High-frequency trading can be a tough topic to tackle. Regulators around the globe are scrambling to ensure their markets are fair and orderly while drawing in liquidity and lessening spreads. Greeksoft discusses Indian regulator Sebi’s new proposals targeted at algorithmic and high-frequency trading, and what it could mean for the nation’s burgeoning market going forward.

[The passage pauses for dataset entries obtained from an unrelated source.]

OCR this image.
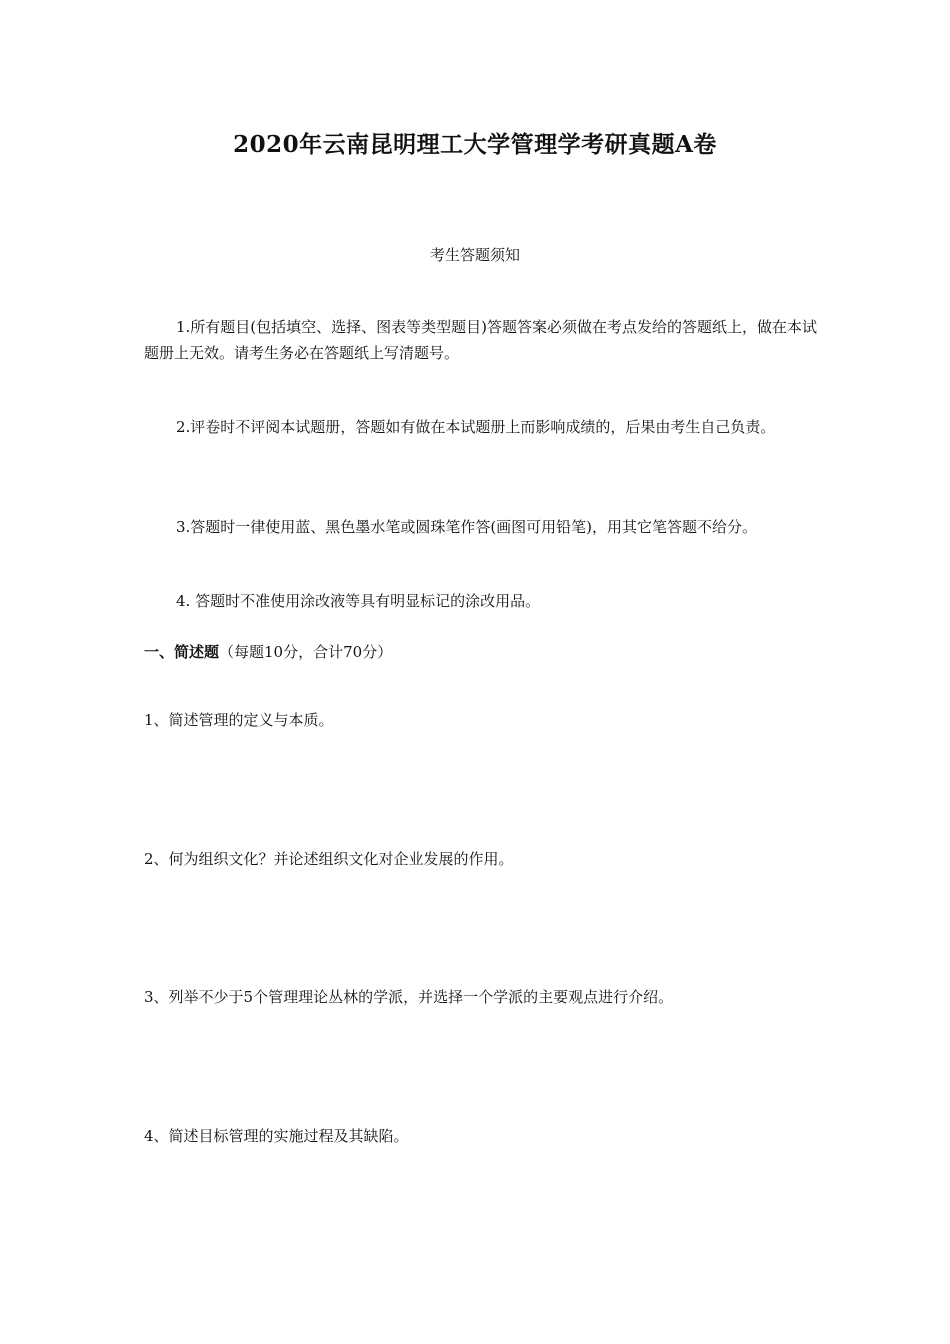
2020年云南昆明理工大学管理学考研真题A卷
考生答题须知
1.所有题目(包括填空、选择、图表等类型题目)答题答案必须做在考点发给的答题纸上，做在本试题册上无效。请考生务必在答题纸上写清题号。
2.评卷时不评阅本试题册，答题如有做在本试题册上而影响成绩的，后果由考生自己负责。
3.答题时一律使用蓝、黑色墨水笔或圆珠笔作答(画图可用铅笔)，用其它笔答题不给分。
4. 答题时不准使用涂改液等具有明显标记的涂改用品。
一、简述题（每题10分，合计70分）
1、简述管理的定义与本质。
2、何为组织文化？并论述组织文化对企业发展的作用。
3、列举不少于5个管理理论丛林的学派，并选择一个学派的主要观点进行介绍。
4、简述目标管理的实施过程及其缺陷。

In North America and Europe, high-frequency trading (HFT) has been put under the microscope. Flash crashes—the most recent of which befell the British pound on October 7—price volatility, heaps of cancelled orders, and the belief that the financial markets are rigged, notably outlined in Michael Lewis’ Flash Boys, has led regulators to reexamine the potential (some might say “theoretical”) benefits of the practice: added liquidity, tighter spreads, and decreased costs.
But one region of the world that has been quick to embrace HFT in order to bring in foreign expertise and liquidity is Asia. To varying degrees, Japan, Singapore, Australia and Hong Kong have seen their exchanges build out their trading platforms and networks to entice low-latency traders to try out their markets. While it’s too early to judge the long-term success or failure of these efforts, there’s clearly an appetite for this type of trading in this region.
Another market that is poised to join this group is India. For those unfamiliar with India’s marketplace, the second-most populous country in the world has two stock exchanges: the Bombay Stock Exchange (BSE) and the National Stock Exchange (NSE).
The topic of HFT brings about its own drama. India’s regulator, the Securities Board and Exchange of India (Sebi), hopes to address those concerns. As such, any conversation about the merits of HFT will first have to begin with how best to regulate algorithmic trading and co-location.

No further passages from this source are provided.